“Le livre des solutions” : une comédie enlevée sur la folie créatrice

L’acteur Pierre Niney joue un personnage très proche du vrai Michel Gondry, le réalisateur. Sur un rythme soutenu, la suite de gags et de raisonnements pas si loufoques que ça nous entraîne dans une chronique très drôle de la création d’un film.

Par Bernard Cassat

Marc (Pierre Niney) et la monteuse de son film, Charlotte (Blanche Gardin). Photo The Jokers Films


Le livre des solutions
se présente comme une comédie un peu loufoque d’un réalisateur de cinéma à l’ego surdimensionné qui tyrannise son équipe, en fait réduite à deux personnes. Lâché par la production, il part avec son film et ses deux soutiens chez sa tante dans les Cévennes pour terminer le montage. Départ de film, comme de l’histoire, sur les chapeaux de roues. On entre directement dans le personnage complexe de Marc, le réalisateur joué magnifiquement par Pierre Niney.
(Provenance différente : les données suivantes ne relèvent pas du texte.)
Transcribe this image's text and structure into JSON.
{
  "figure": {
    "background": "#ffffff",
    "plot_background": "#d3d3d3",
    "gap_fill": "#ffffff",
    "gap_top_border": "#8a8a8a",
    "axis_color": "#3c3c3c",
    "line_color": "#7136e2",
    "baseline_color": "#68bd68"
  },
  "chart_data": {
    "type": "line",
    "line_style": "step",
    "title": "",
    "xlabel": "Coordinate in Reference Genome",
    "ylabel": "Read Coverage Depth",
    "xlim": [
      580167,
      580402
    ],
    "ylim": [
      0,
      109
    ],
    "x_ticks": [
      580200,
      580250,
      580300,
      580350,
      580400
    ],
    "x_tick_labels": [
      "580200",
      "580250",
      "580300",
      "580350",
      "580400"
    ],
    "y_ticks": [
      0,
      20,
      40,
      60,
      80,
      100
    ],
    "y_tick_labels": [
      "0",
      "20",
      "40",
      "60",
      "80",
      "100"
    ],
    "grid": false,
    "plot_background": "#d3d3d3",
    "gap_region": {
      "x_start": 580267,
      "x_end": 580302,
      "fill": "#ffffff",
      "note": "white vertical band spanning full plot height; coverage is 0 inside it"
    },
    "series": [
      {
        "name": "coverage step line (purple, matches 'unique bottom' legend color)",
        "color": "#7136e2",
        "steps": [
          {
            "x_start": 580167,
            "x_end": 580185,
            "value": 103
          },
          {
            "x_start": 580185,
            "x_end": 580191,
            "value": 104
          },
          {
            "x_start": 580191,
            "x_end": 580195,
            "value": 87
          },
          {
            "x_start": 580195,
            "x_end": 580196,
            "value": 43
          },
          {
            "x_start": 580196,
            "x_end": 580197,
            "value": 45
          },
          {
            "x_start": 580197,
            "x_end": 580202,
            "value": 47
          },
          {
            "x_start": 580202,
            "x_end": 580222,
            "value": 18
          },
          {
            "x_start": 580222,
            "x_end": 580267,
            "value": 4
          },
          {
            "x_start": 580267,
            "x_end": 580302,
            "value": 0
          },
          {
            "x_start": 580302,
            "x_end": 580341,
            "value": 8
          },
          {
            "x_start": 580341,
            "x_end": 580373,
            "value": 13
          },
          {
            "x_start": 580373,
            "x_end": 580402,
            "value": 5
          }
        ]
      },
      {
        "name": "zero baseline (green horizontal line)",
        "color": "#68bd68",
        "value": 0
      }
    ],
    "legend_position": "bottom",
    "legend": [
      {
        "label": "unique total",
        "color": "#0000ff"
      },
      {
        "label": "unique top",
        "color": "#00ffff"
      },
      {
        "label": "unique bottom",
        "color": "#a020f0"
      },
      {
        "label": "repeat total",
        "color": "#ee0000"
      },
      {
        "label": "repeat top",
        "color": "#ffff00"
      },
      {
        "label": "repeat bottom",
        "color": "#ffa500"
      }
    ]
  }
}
Mais il faut un certain temps pour savoir sur quel pied il danse : humour, angoisse, énergie et découragement se mélangent. Et agacement du spectateur devant ce jeune prétentieux mégalo qui se croit créateur génial non reconnu.

Un personnage profondément malade

C’est en fait sa tante, l’admirable Françoise Lebrun, qui va révéler au spectateur ce que tous les protagonistes de l’histoire savaient. Marc est profondément bipolaire. Il décide d’arrêter ses médicaments pour retrouver une créativité qui semble lui échapper. Il lui pousse alors des idées qu’il saisit à cent à l’heure, devenant de plus en plus insupportable pour son entourage. Charlotte la monteuse (Blanche Gardin) part vivre à l’hôtel pour se protéger, Sylvia la régisseuse (Frankie Wallach) essaye de supporter les demandes inopinées du réalisateur en pleine nuit.

Marc et sa tante (Françoise Lebrun). Photo The Jokers Films


A partir de ce moment-là, le film continue sur son énergie, mais prend une dimension nouvelle. Il devient une sorte d’approfondissement d’un mal, la bipolarité, qui en elle-même contient le thème de la créativité débridée d’un coté, de la feuille blanche angoissante de l’autre. Marc n’entend plus les autres, va jusqu’au bout de ses idées, ses solutions comme il les appelle, qui semblent folles pour son entourage : achat d’une ruine pour en faire un studio de cinéma, location d’un orchestre symphonique pour enregistrer la musique de son film, etc.

La puissance de certaines solutions

Ce qui amène des moments de cinéma très réussis. Cet orchestre, justement, devant qui il se présente sans aucune partition puisqu’il ne sait pas écrire la musique, mais qu’il dirige magnifiquement en dansant. C’est l’inverse de la danse habituelle : la musique suit son corps. Séquence impeccable de précision. Le complément avec Sting rappelle que Michel Gondry est un maître du clip musical, et qu’il a fait une bonne partie de sa carrière avec ceux des Stones, de Björk ou de groupes plus jeunes, The White Stripes par exemple.

Marc dirige l’orchestre. Photo The Jokers Films


Apparait alors la dimension autobiographique : Marc devient le porte-parole de Michel Gondry, notoirement bipolaire. Comme son personnage, il brasse des idées en période énergique, mais a lui aussi de gros creux dépressifs. Reste qu’il utilise ses bricolages perso pour en parsemer son film. Comme cette animation d’un renard coiffeur réalisé en papier découpé. Pierre Niney a dit que Michel Gondry avait inventé cette séquence en direct, et que lui l’avait juste reprise telle quelle.

Une joyeuse énergie

Le vécu d’une inspiration personnelle authentique se sent dans les images et enrichit la comédie de quelque chose de plus complexe et intéressant. Niney fonctionne aussi bien dans les gags que dans les affolements maladifs. Il approfondit l’ambiguïté de la création et des sorties de route, fait passer l’aura du créateur sur les autres mais aussi son insupportable tyrannie. Mais c’est la joie, la gaieté, la légèreté qui l’emportent, comme l’indique la happy end hollywoodienne. Le livre des solutions est un film étonnant et réjouissant à tous les instants.